Il nous faut encore plusieurs heures de route mais nous finissons enfin par atteindre la montagne et une fois au pied de celle-ci je retrouve forme humaine et me rhabille. J'ai l'impression que la végétation est beaucoup plus vivante ici, les couleurs sont plus intenses.
La montagne est vraiment immense d'ici que je n'aperçois même pas son sommet. Je regarde mon amoureux :
- Tu vois une entrée ? l'interrogé-je.
- Non. J'ai une idée : toi tu cherches depuis la terre et moi depuis les airs d'accord ?
J'acquiesce et je le regarde faire apparaître de grandes et magnifiques ailes d'ange aussi noires que la nuit.
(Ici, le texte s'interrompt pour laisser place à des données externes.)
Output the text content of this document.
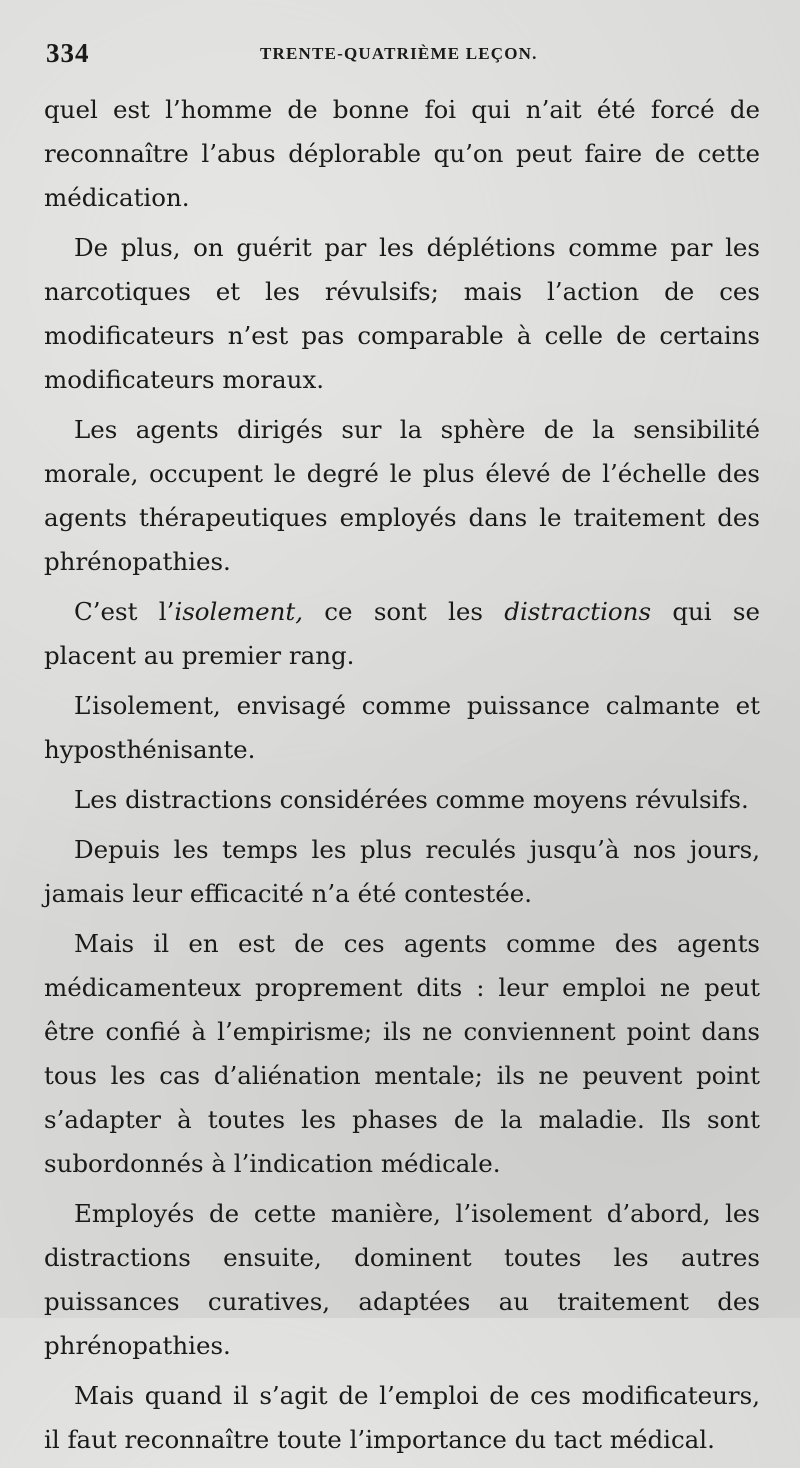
334	TRENTE-QUATRIÈME LEÇON.

quel est l’homme de bonne foi qui n’ait été forcé de reconnaître l’abus déplorable qu’on peut faire de cette médication.

De plus, on guérit par les déplétions comme par les narcotiques et les révulsifs; mais l’action de ces modificateurs n’est pas comparable à celle de certains modificateurs moraux.

Les agents dirigés sur la sphère de la sensibilité morale, occupent le degré le plus élevé de l’échelle des agents thérapeutiques employés dans le traitement des phrénopathies.

C’est l’isolement, ce sont les distractions qui se placent au premier rang.

L’isolement, envisagé comme puissance calmante et hyposthénisante.

Les distractions considérées comme moyens révulsifs.

Depuis les temps les plus reculés jusqu’à nos jours, jamais leur efficacité n’a été contestée.

Mais il en est de ces agents comme des agents médicamenteux proprement dits : leur emploi ne peut être confié à l’empirisme; ils ne conviennent point dans tous les cas d’aliénation mentale; ils ne peuvent point s’adapter à toutes les phases de la maladie. Ils sont subordonnés à l’indication médicale.

Employés de cette manière, l’isolement d’abord, les distractions ensuite, dominent toutes les autres puissances curatives, adaptées au traitement des phrénopathies.

Mais quand il s’agit de l’emploi de ces modificateurs, il faut reconnaître toute l’importance du tact médical.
Un noir intense et profond et je suis hypnotisé par elles :
- Chaton, arrête de baver.
Je retrouve mes esprits et lui adresse un sourire désolé :
- Pardon, c'est la première fois que je vois des ailes aussi belles que les tiennes.
Il rigole et s'envole dans un mouvement fluide pendant je reste quelques secondes incapable de détacher mon regard de lui, puis je me saisis de son sac et continue mon exploration en contournant la montagne pour essayer de trouver une entrée.
***
Trois heures ! Ça fait plus de trois heures qu'on cherche cette putain d'entrée sans le moindre résultat ! Je pousse un long soupir d'épuisement et je regarde Gabriel qui est assis, tout comme moi, contre un tronc d'arbre :
- C'est pas possible, on a fait le tour de toute la montagne que ce soit par la terre et les airs et on n'a rien trouvé ! lâché-je avec consternation.
- Peut-être que ce n'est pas la bonne montagne ?
- C'est elle, je le sens, j'en suis même certain. Alors pourquoi est-ce qu'on ne trouve pas comment pénétrer à l'intérieur ? Tu es sûr que tu en as bien fait le tour ?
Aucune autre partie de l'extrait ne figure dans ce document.